Qalaa, formerly Citadel Capital, rebranded in 2014, replacing its English name with the Arabic equivalent; a reflection of its renewed focus on its “centre of gravity” in Egypt. A multibillion-dollar investment vehicle, the company has huge investments in transport and logistics, infrastructure and commodities across North and East Africa – including a majority stake in the Egyptian Refining Company, a $3.7bn refinery project.
ERC, which is 25% owned by the Egyptian government, is the second-largest project ongoing in the country – smaller only than the $8.5bn New Suez Canal – a second waterway designed to expand Egypt’s strategic shipping lane. The refinery will process heavy fuel into diesel for local consumption, and once at capacity could supply 50% of the country’s requirements.
“Ten years ago, it would have been inconceivable to have a private sector company leading the development of a large refinery in the country,” El-Khazindar says. “This was really a state monopoly.”
This is a sign, he believes, that the new Egyptian government is prepared to move ahead with privatisations in strategic industries – something that would have been unthinkable under previous administrations.
“While the government does continue to invest in the power generation side, it’s very clear to me that when you look 10 years out, 15 years out, a significant bulk of Egypt’s power generation capacity – both traditional and, in particular, renewable energy – will be private sector-led. This is something that only a few years ago would have been inconceivable,” he says.
The state is far from absent from Egypt’s corporate landscape. The involvement of the Egyptian military in several major projects – including the New Suez Canal – has raised hackles among many investors. Speaking privately, several analysts and investors warn that at best it undermines the perception of the country as an open market. During the Mubarak era, the sometimes preferential, anti-competitive treatment of companies linked to government figures was a major deterrent to foreign direct investment.
“I think some of the concerns are inflated,” El-Khazindar says. “I think the Egyptian state is going to remain active, as an investor, as an owner in certain sectors, but I think the scope of these sectors is narrowing down. I think there is greater and greater scope being opened up for the private sector.”
Given the scope and scale of Egypt’s needs, he says, no government could take on the majority of the work. The private sector will have to lead. At the March conference, Sisi said the country needed between $200-300bn to meet its development goals.
“To the extent that the military and the state institutions are involved, I think it’s involved in many cases to make up for execution weaknesses in the civil service,” El-Khazindar says. “But even in those cases where the military has taken the lead – for example, the expansion of the Suez Canal – the military there is acting as, de facto, a project manager for the project, but the actual drilling and dredging that is taking place is being done is being done by private sector and public sector contractors.”

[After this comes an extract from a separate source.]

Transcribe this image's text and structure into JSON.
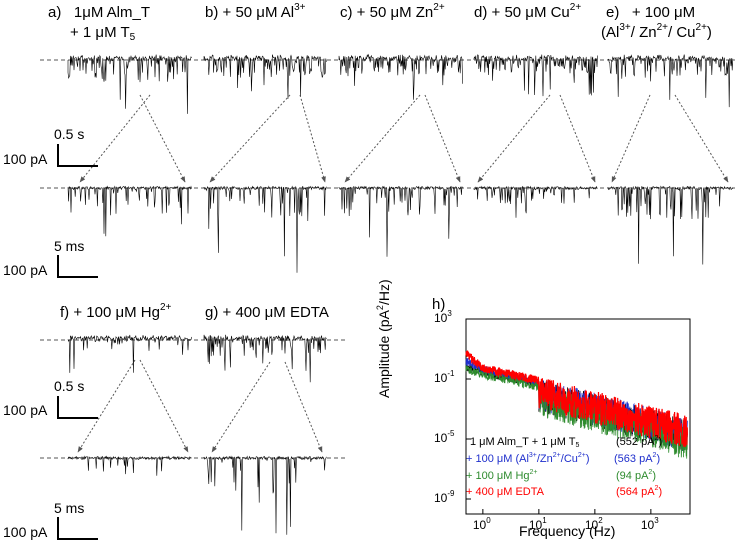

Qalaa has investments across East Africa, including the Rift Valley Railway – the colonial era ‘Lunatic Line’ in Uganda and Kenya – and into large-scale food production in Sudan and South Sudan. For the time being, El-Khazindar says, the priority will be completing the projects the firm has in Egypt.

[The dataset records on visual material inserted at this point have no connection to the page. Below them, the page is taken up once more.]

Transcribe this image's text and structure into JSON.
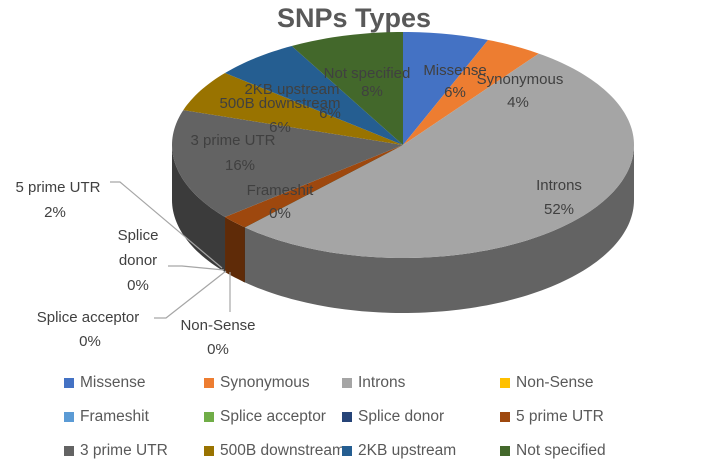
{
  "title": "SNPs Types",
  "chart_data": {
    "type": "pie",
    "style": "3d",
    "title": "SNPs Types",
    "categories": [
      "Missense",
      "Synonymous",
      "Introns",
      "Non-Sense",
      "Frameshit",
      "Splice acceptor",
      "Splice donor",
      "5 prime UTR",
      "3 prime UTR",
      "500B downstream",
      "2KB upstream",
      "Not specified"
    ],
    "values": [
      6,
      4,
      52,
      0,
      0,
      0,
      0,
      2,
      16,
      6,
      6,
      8
    ],
    "colors": [
      "#4472C4",
      "#ED7D31",
      "#A5A5A5",
      "#FFC000",
      "#5B9BD5",
      "#70AD47",
      "#264478",
      "#9E480E",
      "#636363",
      "#997300",
      "#255E91",
      "#43682B"
    ],
    "data_labels": [
      "6%",
      "4%",
      "52%",
      "0%",
      "0%",
      "0%",
      "0%",
      "2%",
      "16%",
      "6%",
      "6%",
      "8%"
    ],
    "legend_position": "bottom"
  },
  "labels": {
    "missense": {
      "name": "Missense",
      "pct": "6%"
    },
    "synonymous": {
      "name": "Synonymous",
      "pct": "4%"
    },
    "introns": {
      "name": "Introns",
      "pct": "52%"
    },
    "nonsense": {
      "name": "Non-Sense",
      "pct": "0%"
    },
    "frameshit": {
      "name": "Frameshit",
      "pct": "0%"
    },
    "splice_acceptor": {
      "name": "Splice acceptor",
      "pct": "0%"
    },
    "splice_donor_1": "Splice",
    "splice_donor_2": "donor",
    "splice_donor_pct": "0%",
    "prime5": {
      "name": "5 prime UTR",
      "pct": "2%"
    },
    "prime3": {
      "name": "3 prime UTR",
      "pct": "16%"
    },
    "down500": {
      "name": "500B downstream",
      "pct": "6%"
    },
    "up2kb": {
      "name": "2KB upstream",
      "pct": "6%"
    },
    "notspec": {
      "name": "Not specified",
      "pct": "8%"
    }
  },
  "legend": {
    "rows": [
      [
        {
          "label": "Missense",
          "color": "#4472C4"
        },
        {
          "label": "Synonymous",
          "color": "#ED7D31"
        },
        {
          "label": "Introns",
          "color": "#A5A5A5"
        },
        {
          "label": "Non-Sense",
          "color": "#FFC000"
        }
      ],
      [
        {
          "label": "Frameshit",
          "color": "#5B9BD5"
        },
        {
          "label": "Splice acceptor",
          "color": "#70AD47"
        },
        {
          "label": "Splice donor",
          "color": "#264478"
        },
        {
          "label": "5 prime UTR",
          "color": "#9E480E"
        }
      ],
      [
        {
          "label": "3 prime UTR",
          "color": "#636363"
        },
        {
          "label": "500B downstream",
          "color": "#997300"
        },
        {
          "label": "2KB upstream",
          "color": "#255E91"
        },
        {
          "label": "Not specified",
          "color": "#43682B"
        }
      ]
    ]
  }
}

“We will focus on divesting the remainder of our non-core investments, and using the proceeds of these divestitures primarily to deleverage, rebuild our war chest, so to speak, and strengthen the firm’s financial position,” he says. “With that, we will continue to examine other projects in Egypt, as well as in other parts of the continent, particularly in East Africa… I think our strategy remains one where we aim to balance our investments in Egypt. Which is our base and our centre of gravity, but to balance this with opportunities in other parts of the continent.”